In the sixteenth century Paracelsus appears—a great genius, doing much to develop medicine beyond the reach of sacred and scholastic tradition, though still fettered by many superstitions. More and more, in spite of theological dogmas, came a renewal of anatomical studies by dissection of the human subject. The practice of the old Alexandrian School was thus resumed. Mundinus, Professor of Medicine at Bologna early in the fourteenth century, dared use the human subject occasionally in his lectures; but finally came a far greater champion of scientific truth, Andreas Vesalius, founder of the modern science of anatomy. The battle waged by this man is one of the glories of our race.

From the outset Vesalius proved himself a master. In the search for real knowledge he risked the most terrible dangers, and especially the charge of sacrilege, founded upon the teachings of the Church for ages.

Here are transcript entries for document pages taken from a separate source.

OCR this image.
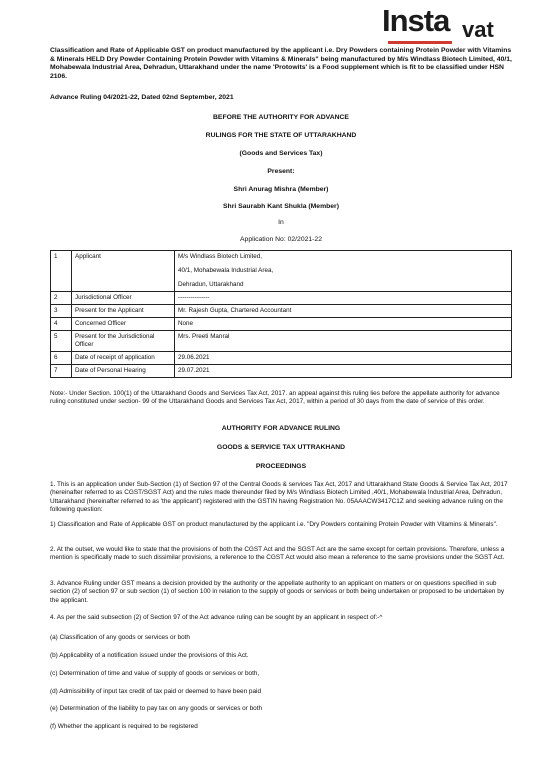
Insta vat
Classification and Rate of Applicable GST on product manufactured by the applicant i.e. Dry Powders containing Protein Powder with Vitamins & Minerals HELD Dry Powder Containing Protein Powder with Vitamins & Minerals" being manufactured by M/s Windlass Biotech Limited, 40/1, Mohabewala Industrial Area, Dehradun, Uttarakhand under the name 'Protowits' is a Food supplement which is fit to be classified under HSN 2106.
Advance Ruling 04/2021-22, Dated 02nd September, 2021
BEFORE THE AUTHORITY FOR ADVANCE
RULINGS FOR THE STATE OF UTTARAKHAND
(Goods and Services Tax)
Present:
Shri Anurag Mishra (Member)
Shri Saurabh Kant Shukla (Member)
In
Application No: 02/2021-22
1	Applicant	M/s Windlass Biotech Limited,
40/1, Mohabewala Industrial Area,
Dehradun, Uttarakhand

2	Jurisdictional Officer	---------------

3	Present for the Applicant	Mr. Rajesh Gupta, Chartered Accountant

4	Concerned Officer	None

5	Present for the Jurisdictional Officer	Mrs. Preeti Manral

6	Date of receipt of application	29.06.2021

7	Date of Personal Hearing	29.07.2021
Note:- Under Section. 100(1) of the Uttarakhand Goods and Services Tax Act, 2017. an appeal against this ruling lies before the appellate authority for advance ruling constituted under section- 99 of the Uttarakhand Goods and Services Tax Act, 2017, within a period of 30 days from the date of service of this order.
AUTHORITY FOR ADVANCE RULING
GOODS & SERVICE TAX UTTRAKHAND
PROCEEDINGS
1. This is an application under Sub-Section (1) of Section 97 of the Central Goods & services Tax Act, 2017 and Uttarakhand State Goods & Service Tax Act, 2017 (hereinafter referred to as CGST/SGST Act) and the rules made thereunder filed by M/s Windlass Biotech Limited ,40/1, Mohabewala Industrial Area, Dehradun, Uttarakhand (hereinafter referred to as 'the applicant') registered with the GSTIN having Registration No. 05AAACW3417C1Z and seeking advance ruling on the following question:
1) Classification and Rate of Applicable GST on product manufactured by the applicant i.e. "Dry Powders containing Protein Powder with Vitamins & Minerals".
2. At the outset, we would like to state that the provisions of both the CGST Act and the SGST Act are the same except for certain provisions. Therefore, unless a mention is specifically made to such dissimilar provisions, a reference to the CGST Act would also mean a reference to the same provisions under the SGST Act.
3. Advance Ruling under GST means a decision provided by the authority or the appellate authority to an applicant on matters or on questions specified in sub section (2) of section 97 or sub section (1) of section 100 in relation to the supply of goods or services or both being undertaken or proposed to be undertaken by the applicant.
4. As per the said subsection (2) of Section 97 of the Act advance ruling can be sought by an applicant in respect of:-^
(a) Classification of any goods or services or both
(b) Applicability of a notification issued under the provisions of this Act.
(c) Determination of time and value of supply of goods or services or both,
(d) Admissibility of input tax credit of tax paid or deemed to have been paid
(e) Determination of the liability to pay tax on any goods or services or both
(f) Whether the applicant is required to be registered
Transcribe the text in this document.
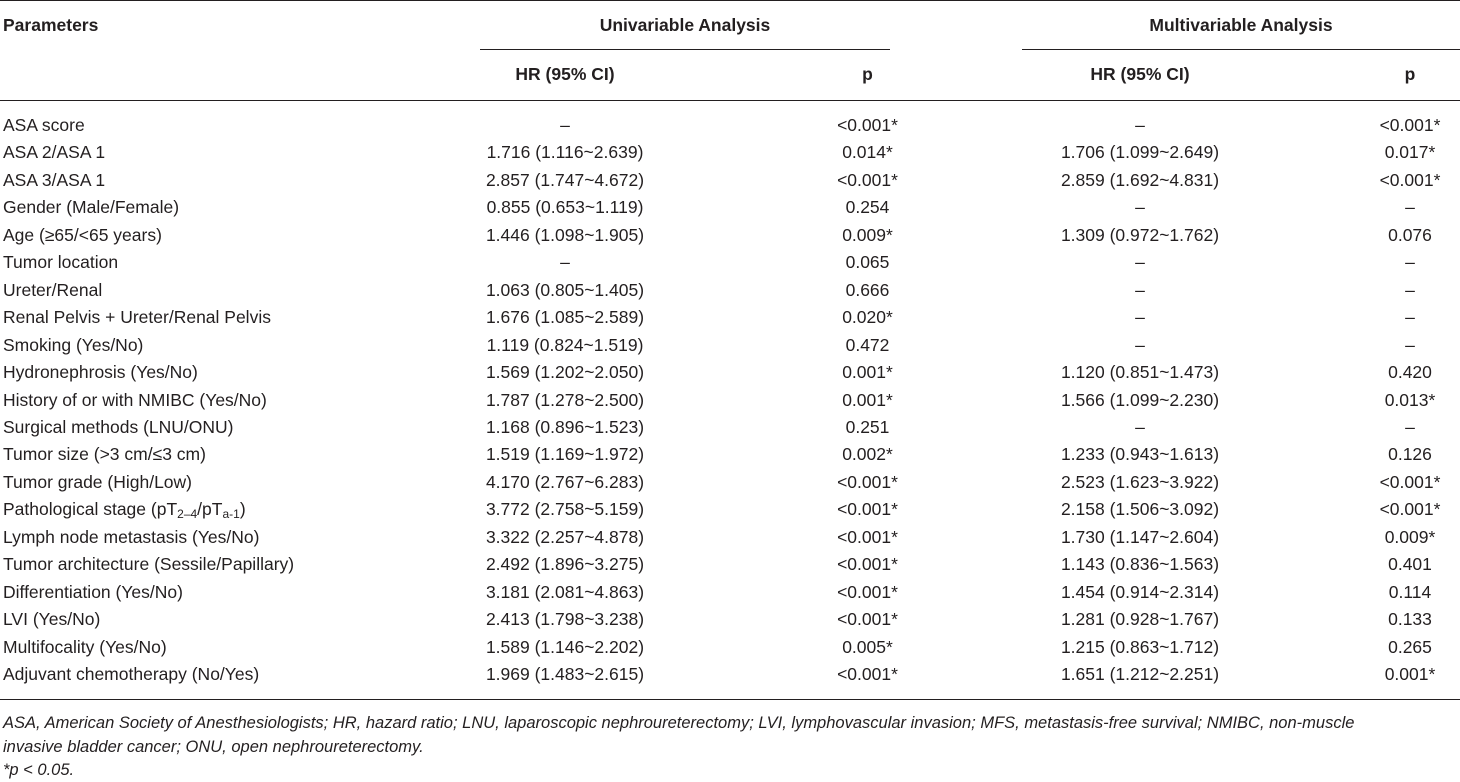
Parameters	Univariable Analysis	Multivariable Analysis
HR (95% CI)	p	HR (95% CI)	p
ASA score	–	<0.001*	–	<0.001*
ASA 2/ASA 1	1.716 (1.116~2.639)	0.014*	1.706 (1.099~2.649)	0.017*
ASA 3/ASA 1	2.857 (1.747~4.672)	<0.001*	2.859 (1.692~4.831)	<0.001*
Gender (Male/Female)	0.855 (0.653~1.119)	0.254	–	–
Age (≥65/<65 years)	1.446 (1.098~1.905)	0.009*	1.309 (0.972~1.762)	0.076
Tumor location	–	0.065	–	–
Ureter/Renal	1.063 (0.805~1.405)	0.666	–	–
Renal Pelvis + Ureter/Renal Pelvis	1.676 (1.085~2.589)	0.020*	–	–
Smoking (Yes/No)	1.119 (0.824~1.519)	0.472	–	–
Hydronephrosis (Yes/No)	1.569 (1.202~2.050)	0.001*	1.120 (0.851~1.473)	0.420
History of or with NMIBC (Yes/No)	1.787 (1.278~2.500)	0.001*	1.566 (1.099~2.230)	0.013*
Surgical methods (LNU/ONU)	1.168 (0.896~1.523)	0.251	–	–
Tumor size (>3 cm/≤3 cm)	1.519 (1.169~1.972)	0.002*	1.233 (0.943~1.613)	0.126
Tumor grade (High/Low)	4.170 (2.767~6.283)	<0.001*	2.523 (1.623~3.922)	<0.001*
Pathological stage $(pT_{2-4}/pT_{a-1})$	3.772 (2.758~5.159)	<0.001*	2.158 (1.506~3.092)	<0.001*
Lymph node metastasis (Yes/No)	3.322 (2.257~4.878)	<0.001*	1.730 (1.147~2.604)	0.009*
Tumor architecture (Sessile/Papillary)	2.492 (1.896~3.275)	<0.001*	1.143 (0.836~1.563)	0.401
Differentiation (Yes/No)	3.181 (2.081~4.863)	<0.001*	1.454 (0.914~2.314)	0.114
LVI (Yes/No)	2.413 (1.798~3.238)	<0.001*	1.281 (0.928~1.767)	0.133
Multifocality (Yes/No)	1.589 (1.146~2.202)	0.005*	1.215 (0.863~1.712)	0.265
Adjuvant chemotherapy (No/Yes)	1.969 (1.483~2.615)	<0.001*	1.651 (1.212~2.251)	0.001*
ASA, American Society of Anesthesiologists; HR, hazard ratio; LNU, laparoscopic nephroureterectomy; LVI, lymphovascular invasion; MFS, metastasis-free survival; NMIBC, non-muscle
invasive bladder cancer; ONU, open nephroureterectomy.
*p < 0.05.
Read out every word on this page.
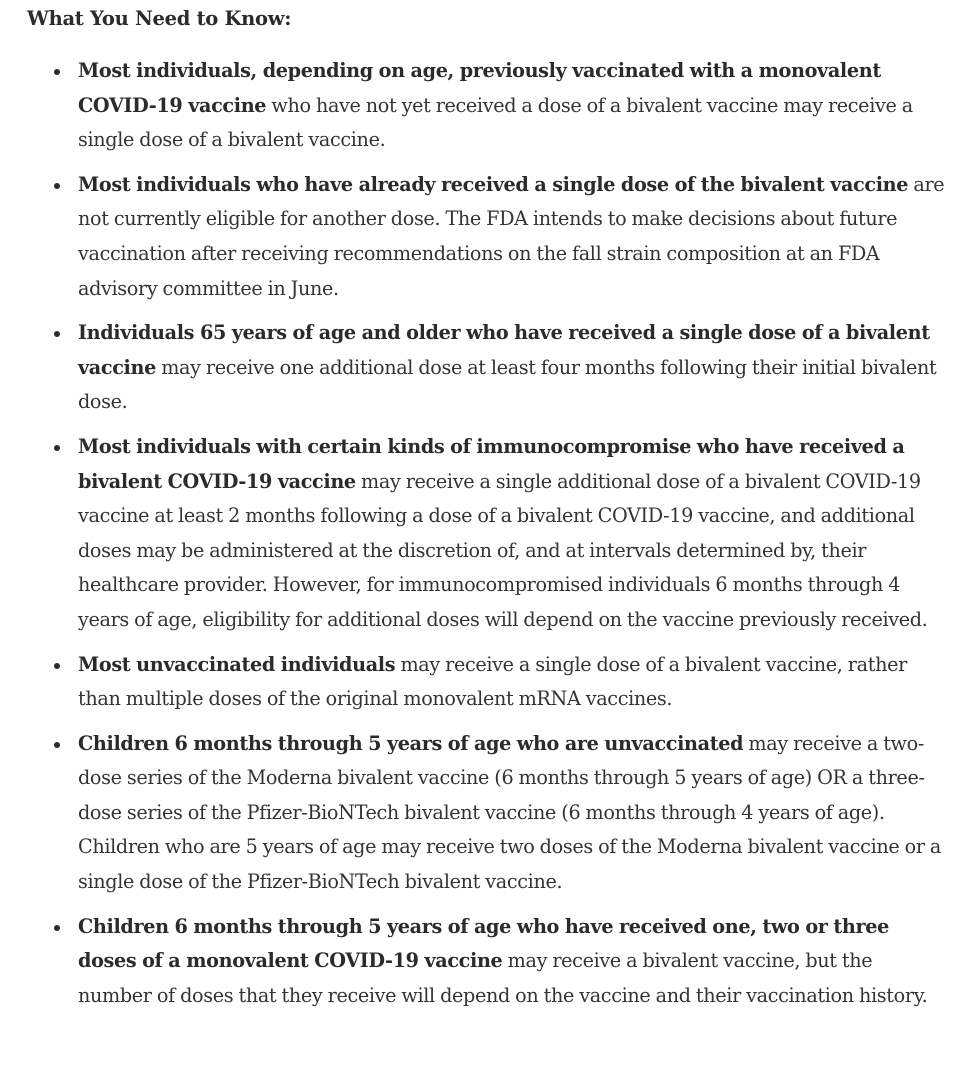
What You Need to Know:
Most individuals, depending on age, previously vaccinated with a monovalent COVID-19 vaccine who have not yet received a dose of a bivalent vaccine may receive a single dose of a bivalent vaccine.
Most individuals who have already received a single dose of the bivalent vaccine are not currently eligible for another dose. The FDA intends to make decisions about future vaccination after receiving recommendations on the fall strain composition at an FDA advisory committee in June.
Individuals 65 years of age and older who have received a single dose of a bivalent vaccine may receive one additional dose at least four months following their initial bivalent dose.
Most individuals with certain kinds of immunocompromise who have received a bivalent COVID-19 vaccine may receive a single additional dose of a bivalent COVID-19 vaccine at least 2 months following a dose of a bivalent COVID-19 vaccine, and additional doses may be administered at the discretion of, and at intervals determined by, their healthcare provider. However, for immunocompromised individuals 6 months through 4 years of age, eligibility for additional doses will depend on the vaccine previously received.
Most unvaccinated individuals may receive a single dose of a bivalent vaccine, rather than multiple doses of the original monovalent mRNA vaccines.
Children 6 months through 5 years of age who are unvaccinated may receive a two-dose series of the Moderna bivalent vaccine (6 months through 5 years of age) OR a three-dose series of the Pfizer-BioNTech bivalent vaccine (6 months through 4 years of age). Children who are 5 years of age may receive two doses of the Moderna bivalent vaccine or a single dose of the Pfizer-BioNTech bivalent vaccine.
Children 6 months through 5 years of age who have received one, two or three doses of a monovalent COVID-19 vaccine may receive a bivalent vaccine, but the number of doses that they receive will depend on the vaccine and their vaccination history.
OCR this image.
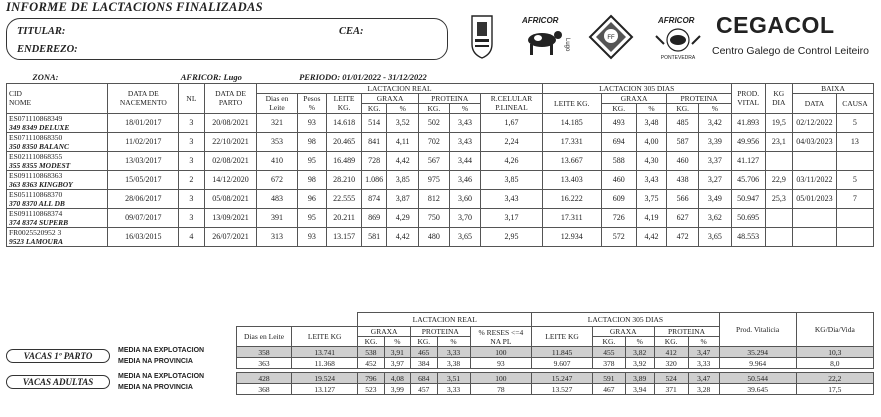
INFORME DE LACTACIONS FINALIZADAS
TITULAR:	CEA:
ENDEREZO:
AFRICOR
Lugo	FF
AFRICOR
PONTEVEDRA
CEGACOL
Centro Galego de Control Leiteiro
ZONA:		AFRICOR: Lugo			PERIODO: 01/01/2022 - 31/12/2022															

CID
NOME	DATA DE NACEMENTO	NL	DATA DE PARTO	LACTACION REAL								LACTACION 305 DIAS					PROD. VITAL	KG DIA	BAIXA	
				Dias en Leite	Pesos %	LEITE KG.	GRAXA		PROTEINA		R.CELULAR P.LINEAL	LEITE KG.	GRAXA		PROTEINA				DATA	CAUSA
							KG.	%	KG.	%			KG.	%	KG.	%				

ES071110868349
349 8349 DELUXE	18/01/2017	3	20/08/2021	321	93	14.618	514	3,52	502	3,43	1,67	14.185	493	3,48	485	3,42	41.893	19,5	02/12/2022	5

ES071110868350
350 8350 BALANC	11/02/2017	3	22/10/2021	353	98	20.465	841	4,11	702	3,43	2,24	17.331	694	4,00	587	3,39	49.956	23,1	04/03/2023	13

ES021110868355
355 8355 MODEST	13/03/2017	3	02/08/2021	410	95	16.489	728	4,42	567	3,44	4,26	13.667	588	4,30	460	3,37	41.127			

ES091110868363
363 8363 KINGBOY	15/05/2017	2	14/12/2020	672	98	28.210	1.086	3,85	975	3,46	3,85	13.403	460	3,43	438	3,27	45.706	22,9	03/11/2022	5

ES051110868370
370 8370 ALL DB	28/06/2017	3	05/08/2021	483	96	22.555	874	3,87	812	3,60	3,43	16.222	609	3,75	566	3,49	50.947	25,3	05/01/2023	7

ES091110868374
374 8374 SUPERB	09/07/2017	3	13/09/2021	391	95	20.211	869	4,29	750	3,70	3,17	17.311	726	4,19	627	3,62	50.695			

FR0025520952 3
9523 LAMOURA	16/03/2015	4	26/07/2021	313	93	13.157	581	4,42	480	3,65	2,95	12.934	572	4,42	472	3,65	48.553			
		LACTACION REAL					LACTACION 305 DIAS					Prod. Vitalicia	KG/Dia/Vida
Dias en Leite	LEITE KG	GRAXA		PROTEINA		% RESES <=4 NA PL	LEITE KG	GRAXA		PROTEINA			
		KG.	%	KG.	%			KG.	%	KG.	%		
358	13.741	538	3,91	465	3,33	100	11.845	455	3,82	412	3,47	35.294	10,3
363	11.368	452	3,97	384	3,38	93	9.607	378	3,92	320	3,33	9.964	8,0

428	19.524	796	4,08	684	3,51	100	15.247	591	3,89	524	3,47	50.544	22,2
368	13.127	523	3,99	457	3,33	78	13.527	467	3,94	371	3,28	39.645	17,5
MEDIA NA EXPLOTACION
VACAS 1º PARTO
MEDIA NA PROVINCIA
MEDIA NA EXPLOTACION
VACAS ADULTAS
MEDIA NA PROVINCIA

As we have seen, even such men in the early Church as Tertullian and St. Augustine held anatomy in abhorrence, and the decretal of Pope Boniface VIII was universally construed as forbidding all dissection, and as threatening excommunication against those practising it. Through this sacred conventionalism Vesalius broke without fear; despite ecclesiastical censure, great opposition in his own profession, and popular fury, he studied his science by the only method that could give useful results. No peril daunted him. To secure material for his investigations, he haunted gibbets and charnel-houses, braving the fires of the Inquisition and the virus of the plague. First of all men he began to place the science of human anatomy on its solid modern foundations—on careful examination and observation of the human body: this was his first great sin, and it was soon aggravated by one considered even greater.

Perhaps the most unfortunate thing that has ever been done for Christianity is the tying it to forms of science which are doomed and gradually sinking. Just as, in the time of Roger Bacon, excellent men devoted all their energies to binding Christianity to Aristotle; just as, in the time of Reuchlin and Erasmus, they insisted on binding Christianity to Thomas Aquinas; so, in the time of Vesalius, such men made every effort to link Christianity to Galen. The cry has been the same in all ages; it is the same which we hear in this age for curbing scientific studies: the cry for what is called "sound learning." Whether standing for Aristotle against Bacon, or for Aquinas against Erasmus, or for Galen against Vesalius, the cry is always for "sound learning": the idea always has been that the older studies are "SAFE."